In some cases, resting the bowels through IV fluids and avoiding eating for a few days may treat small bowel obstruction. In other cases, people may require surgery.

Learn more about bowel obstructions here.

The risk of an ileal pouch failing is around 10% for people with ulcerative colitis. If a pouch fails, people may need to revert to using a stoma.

Reasons for J-pouch failure can include:

  • a change in diagnosis from ulcerative colitis to Crohn’s disease
  • fistulae
  • pelvic sepsis

People need to follow postsurgical care instructions from a healthcare professional.

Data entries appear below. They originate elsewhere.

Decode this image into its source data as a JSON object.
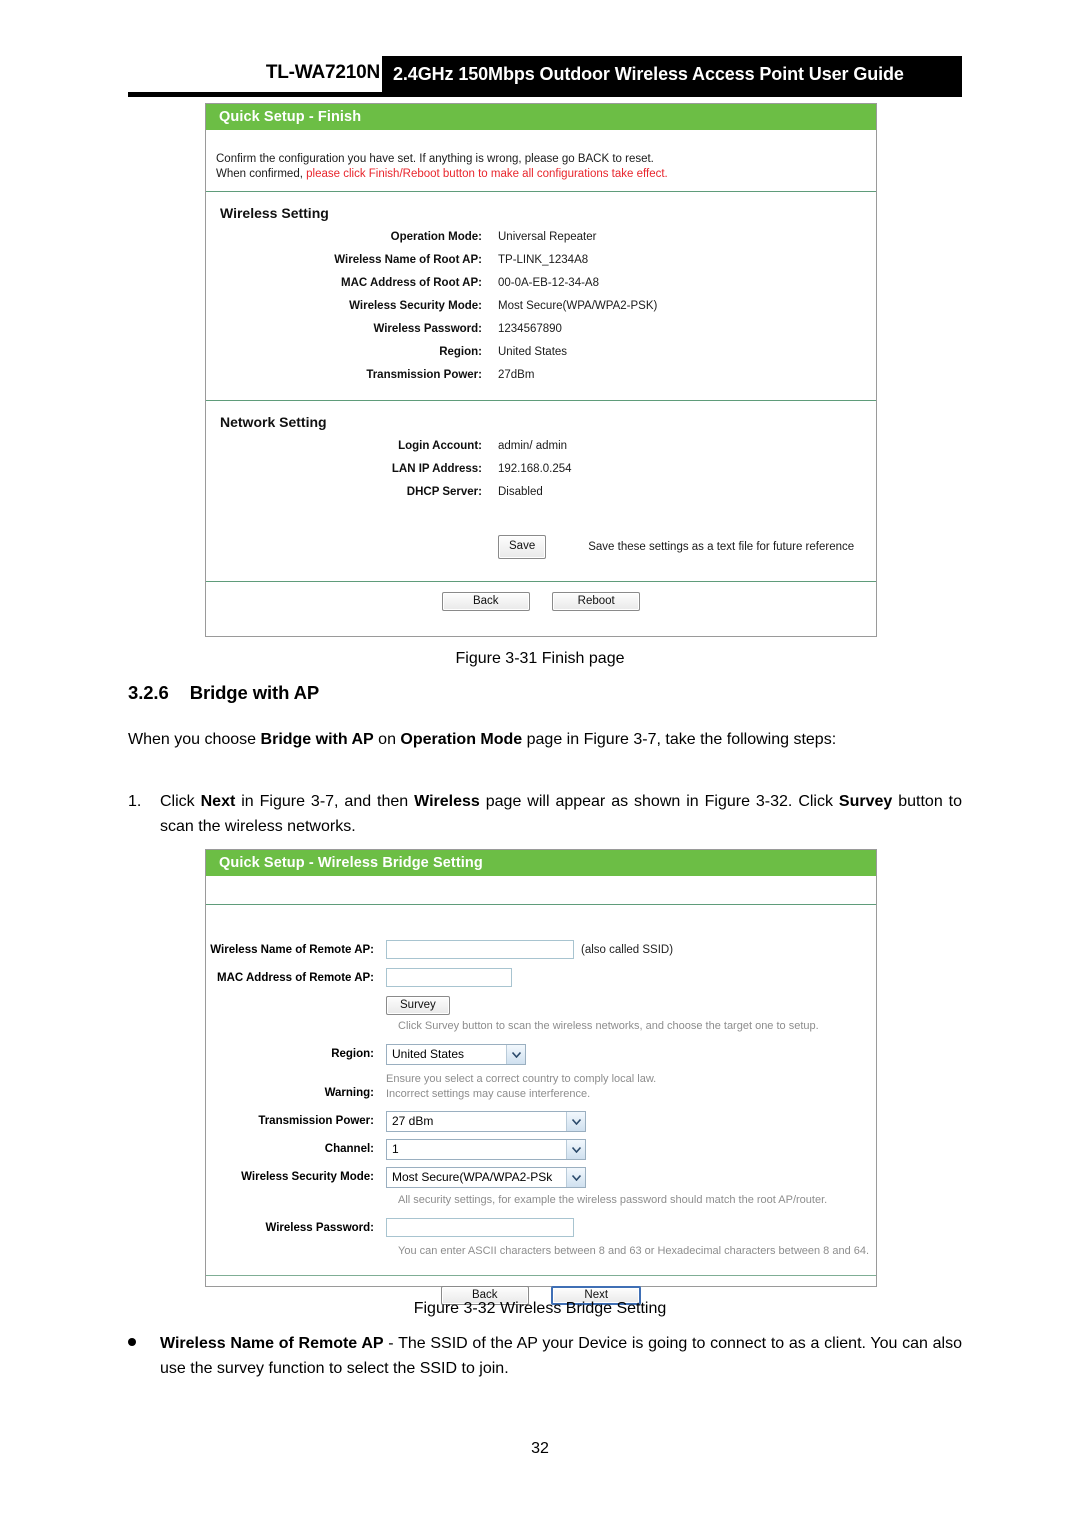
{
  "header": {
    "model": "TL-WA7210N",
    "title": "2.4GHz 150Mbps Outdoor Wireless Access Point User Guide"
  },
  "colors": {
    "panel_green": "#6cbe45",
    "divider_green": "#5f9c7a",
    "warning_red": "#e8262d",
    "note_gray": "#8d8d8d"
  },
  "figure_31": {
    "panel_title": "Quick Setup - Finish",
    "intro_line1": "Confirm the configuration you have set. If anything is wrong, please go BACK to reset.",
    "intro_line2_prefix": "When confirmed, ",
    "intro_line2_red": "please click Finish/Reboot button to make all configurations take effect.",
    "wireless_section": {
      "heading": "Wireless Setting",
      "rows": [
        {
          "label": "Operation Mode:",
          "value": "Universal Repeater"
        },
        {
          "label": "Wireless Name of Root AP:",
          "value": "TP-LINK_1234A8"
        },
        {
          "label": "MAC Address of Root AP:",
          "value": "00-0A-EB-12-34-A8"
        },
        {
          "label": "Wireless Security Mode:",
          "value": "Most Secure(WPA/WPA2-PSK)"
        },
        {
          "label": "Wireless Password:",
          "value": "1234567890"
        },
        {
          "label": "Region:",
          "value": "United States"
        },
        {
          "label": "Transmission Power:",
          "value": "27dBm"
        }
      ]
    },
    "network_section": {
      "heading": "Network Setting",
      "rows": [
        {
          "label": "Login Account:",
          "value": "admin/ admin"
        },
        {
          "label": "LAN IP Address:",
          "value": "192.168.0.254"
        },
        {
          "label": "DHCP Server:",
          "value": "Disabled"
        }
      ],
      "save_button": "Save",
      "save_hint": "Save these settings as a text file for future reference"
    },
    "buttons": {
      "back": "Back",
      "reboot": "Reboot"
    },
    "caption": "Figure 3-31 Finish page"
  },
  "section": {
    "number": "3.2.6",
    "heading": "Bridge with AP",
    "intro": {
      "p1_a": "When you choose ",
      "p1_b": "Bridge with AP",
      "p1_c": " on ",
      "p1_d": "Operation Mode",
      "p1_e": " page in  Figure 3-7, take the following steps:"
    },
    "step1": {
      "num": "1.",
      "a": "Click ",
      "b": "Next",
      "c": " in  Figure 3-7, and then ",
      "d": "Wireless",
      "e": " page will appear as shown in  Figure 3-32. Click ",
      "f": "Survey",
      "g": " button to scan the wireless networks."
    }
  },
  "figure_32": {
    "panel_title": "Quick Setup - Wireless Bridge Setting",
    "fields": {
      "ssid_label": "Wireless Name of Remote AP:",
      "ssid_value": "",
      "ssid_suffix": "(also called SSID)",
      "mac_label": "MAC Address of Remote AP:",
      "mac_value": "",
      "survey_button": "Survey",
      "survey_hint": "Click Survey button to scan the wireless networks, and choose the target one to setup.",
      "region_label": "Region:",
      "region_value": "United States",
      "warning_label": "Warning:",
      "warning_line1": "Ensure you select a correct country to comply local law.",
      "warning_line2": "Incorrect settings may cause interference.",
      "power_label": "Transmission Power:",
      "power_value": "27 dBm",
      "channel_label": "Channel:",
      "channel_value": "1",
      "security_label": "Wireless Security Mode:",
      "security_value": "Most Secure(WPA/WPA2-PSk",
      "security_hint": "All security settings, for example the wireless password should match the root AP/router.",
      "password_label": "Wireless Password:",
      "password_value": "",
      "password_hint": "You can enter ASCII characters between 8 and 63 or Hexadecimal characters between 8 and 64."
    },
    "buttons": {
      "back": "Back",
      "next": "Next"
    },
    "caption": "Figure 3-32 Wireless Bridge Setting"
  },
  "bullet": {
    "term": "Wireless Name of Remote AP",
    "body": " - The SSID of the AP your Device is going to connect to as a client. You can also use the survey function to select the SSID to join."
  },
  "page_number": "32"
}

This may include:

  • protecting the skin around the anus with proper skin care to prevent irritation
  • drinking plenty of fluids to prevent dehydration and the risk of obstruction
  • eating a low fiber diet for around 4 weeks and then gradually increasing fiber
  • only resuming sexual activity when safe
  • eating foods high in potassium to help with diarrhea, such as bananas, sweet potato, and oranges
  • eating moderate amounts regularly and chewing food thoroughly

Learn tips on eating a low-fiber diet.

J-pouch surgery is a treatment method for ulcerative colitis. Doctors can carry out the procedure over the course of one to three operations.

First, a surgeon removes the colon and rectum. They then create a J-shaped pouch with the end of the small intestine. The J-pouch replaces the colon and rectum to allow waste to pass out through the anus.

People can discuss the benefits and risks of J-pouch surgery and what to expect during and after the procedure with their healthcare provider.